In [10]:

    
from IPython.display import Math

Testing the Recommender Systems on the MovieLens 100k Dataset

Due to the unsucesful results when testing the recommender systems on the FourCity TripAdvisor dataset, it was decided to test the recommender systems on a single-criterion dataset which was known in the literature so we could compare the results of our recommender against other proposals that use the same data.

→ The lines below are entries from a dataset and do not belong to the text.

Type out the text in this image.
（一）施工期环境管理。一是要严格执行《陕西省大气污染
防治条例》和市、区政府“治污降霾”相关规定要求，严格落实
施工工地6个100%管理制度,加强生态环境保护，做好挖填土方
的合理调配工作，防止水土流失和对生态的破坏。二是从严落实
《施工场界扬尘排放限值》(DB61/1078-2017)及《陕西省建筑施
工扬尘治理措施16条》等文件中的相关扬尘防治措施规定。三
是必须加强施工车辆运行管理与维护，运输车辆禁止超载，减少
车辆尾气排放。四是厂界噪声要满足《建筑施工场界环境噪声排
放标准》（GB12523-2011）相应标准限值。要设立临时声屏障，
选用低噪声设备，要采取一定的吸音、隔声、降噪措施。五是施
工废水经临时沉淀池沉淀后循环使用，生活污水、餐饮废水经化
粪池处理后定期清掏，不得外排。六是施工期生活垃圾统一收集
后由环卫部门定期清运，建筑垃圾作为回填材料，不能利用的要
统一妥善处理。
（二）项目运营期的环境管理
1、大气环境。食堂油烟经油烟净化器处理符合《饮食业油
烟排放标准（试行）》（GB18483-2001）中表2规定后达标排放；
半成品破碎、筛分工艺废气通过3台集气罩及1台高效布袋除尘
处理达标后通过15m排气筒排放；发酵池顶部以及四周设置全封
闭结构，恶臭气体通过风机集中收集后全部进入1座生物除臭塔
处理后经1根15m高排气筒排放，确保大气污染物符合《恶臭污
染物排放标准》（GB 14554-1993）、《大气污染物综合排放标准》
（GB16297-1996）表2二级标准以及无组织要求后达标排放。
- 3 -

Comparison with FourCity dataset

Before showing the results of the executions of the recommender systems, we are going a quick comparison of the two datasets

FourCity (TripAdvisor)

Number of reviews: 11327
Number of users: 888
Number of items: 1482
Sparsity: 0.9917166660587713 --> Take a look why this number is slightly different from 1 - (11327 / (888 * 1482))

MovieLens

Number of reviews: 100000
Number of users: 943
Number of items: 1682
Sparsity: 0.9369533063577546

Types of recommenders

DummyRecommender

This recommender just predicts the closest integer to the average of the ratings of all samples (that is, the union of the train and test data).

The performance of this recommender is

Mean absolute error: 0.89416
Root mean square error: 1.219839
Time: 0.14665103 seconds

AverageRecommender

This recommeder predicts the average of the ratings of the training data.

The average performance of this recommender is

Mean absolute error: 0.944726
Root mean square error: 1.125578
Time: 18 seconds

WeigthedSumRecommender

This recommender uses the following formula to calculate the ratings:



In [11]:

    
Math(r'R(u,i) = z \sum_{u` \in N(u)} sim(u,u`) \cdot R(u` ,i)')









    Out[11]:





$$R(u,i) = z \sum_{u` \in N(u)} sim(u,u`) \cdot R(u` ,i)$$



In [12]:

    
Math(r'z = \frac{1}{\sum_{u` \in N(u)} sim(u,u`)}')









    Out[12]:





$$z = \frac{1}{\sum_{u` \in N(u)} sim(u,u`)}$$

The average performance of this recommender is

Mean absolute error: 0.854038778
Root mean square error: 1.088897314
Top N: 0.694614548
Best MAE value: 0.797591782 (SingleSimilarity, chebyshev, 40 neighbours)
Best RMSE value: 1.003798434 (SingleSimilarity, chebyshev, 40 neighbours)
Best Top N value: 0.728656574 (SingleSimilariy, pearson, all neighbours)

AdjustedWeigthedSumRecommender

This recommender uses the following formula to calculate the ratings:



In [13]:

    
Math(r'R(u,i) = \overline{R(u)} +  z \sum_{u` \in N(u)} sim(u,u`) \cdot (R(u` ,i) - \overline{R(u`))}')









    Out[13]:





$$R(u,i) = \overline{R(u)} +  z \sum_{u` \in N(u)} sim(u,u`) \cdot (R(u` ,i) - \overline{R(u`))}$$

The average performance of this recommender is

Mean absolute error: 0.823195759
Root mean square error: 1.041963991
Top N: 0.686021491
Best MAE value: 0.746653177 (SingleSimilarity, pearson, all neighbours)
Best RMSE value: 0.951336098 (SingleSimilarity, pearson, all neighbours)
Best Top N value: 0.725733055 (SingleSimilarity, pearson, all neighbours)

Summary

The best MAE is 0.746653177 by the AdjustedWeigthedSumRecommender (SingleSimilarity, pearson, all neighbours).
The best RMSE is 0.951336098 by the AdjustedWeigthedSumRecommender (SingleSimilarity, pearson, all neighbours).
The best Top N is 0.728656574 by the WeigthedSumRecommender (SingleSimilariy, pearson, all neighbours).
The best MAE average is 0.823195759 by the AdjustedWeigthedSumRecommender.
The best RMSE average is 1.041963991 by the AdjustedWeigthedSumRecommender.
The best Top N average is 0.686021491 by the AdjustedWeigthedSumRecommender.
The higher the number of neighbours, the better the results for all evaluation metrics.
Both the AdjustedWeigthedSumRecommender and the WeigthedSumRecommender manage to beat the DummyRecommender and the AverageRecommender.